I took a deep breath. The room was stiflingly hot, despite the early hour, and ripe with the smell of blood and meat. Flies buzzed purposefully around the body, the sound intrusively loud in the stillness. I crossed the room slowly, absorbing the devastation. My feet crunched across broken glass; there had clearly been a struggle in the room, for the apothecary’s glass bottles were smashed across the floor, sticky patches of liquid visible on the boards where their contents had spilled. Blood was spattered across the walls in places, and smeared on the floorboards, as if Fitch had not simply fallen where he lay, but careened around the room spraying blood from his wound before dropping. An iron poker lay discarded a couple of feet from the body; was this the weapon that had struck him down, or had he tried to defend himself with it?

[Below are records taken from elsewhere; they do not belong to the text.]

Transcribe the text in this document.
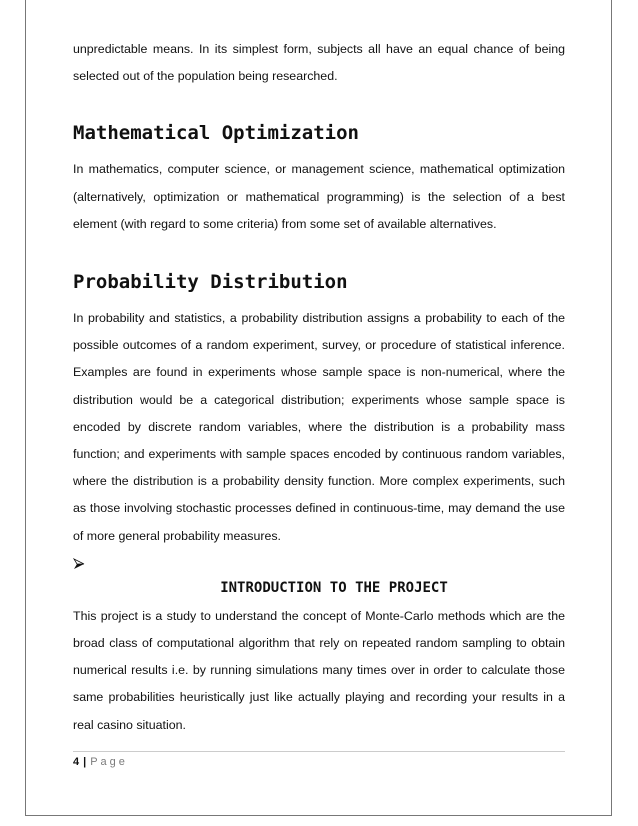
unpredictable means. In its simplest form, subjects all have an equal chance of being selected out of the population being researched.

Mathematical Optimization

In mathematics, computer science, or management science, mathematical optimization (alternatively, optimization or mathematical programming) is the selection of a best element (with regard to some criteria) from some set of available alternatives.

Probability Distribution

In probability and statistics, a probability distribution assigns a probability to each of the possible outcomes of a random experiment, survey, or procedure of statistical inference. Examples are found in experiments whose sample space is non-numerical, where the distribution would be a categorical distribution; experiments whose sample space is encoded by discrete random variables, where the distribution is a probability mass function; and experiments with sample spaces encoded by continuous random variables, where the distribution is a probability density function. More complex experiments, such as those involving stochastic processes defined in continuous-time, may demand the use of more general probability measures.

INTRODUCTION TO THE PROJECT

This project is a study to understand the concept of Monte-Carlo methods which are the broad class of computational algorithm that rely on repeated random sampling to obtain numerical results i.e. by running simulations many times over in order to calculate those same probabilities heuristically just like actually playing and recording your results in a real casino situation.

4 | Page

I looked from the poker to the wide brick fireplace and understood the source of the room’s infernal heat: a few embers were still smoking in the hearth. I picked my way through the mess on the floor to take a look. A blackened pot hung over the fire on an iron spit. I picked up a small bellows that lay in the hearth and squeezed it towards the ashes; a faint red glow coughed into life for a moment before fading in a cloud of grey dust. It had been some hours since this fire was stoked; if the apothecary kept it burning in this room to make his infusions, he must have been killed the night before. I wiped the sweat from my brow with my sleeve, and shook my head, suddenly overwhelmed by the enormity of what I had walked into. I had come to investigate one murder and stumbled by chance upon another; now the law would require me to testify as the first finder of the body, and there could be no pretending otherwise, since the girl was waiting outside for me. But who could have wanted to kill the cheerful apothecary? He had not given the impression yesterday that he was a man with anything to fear.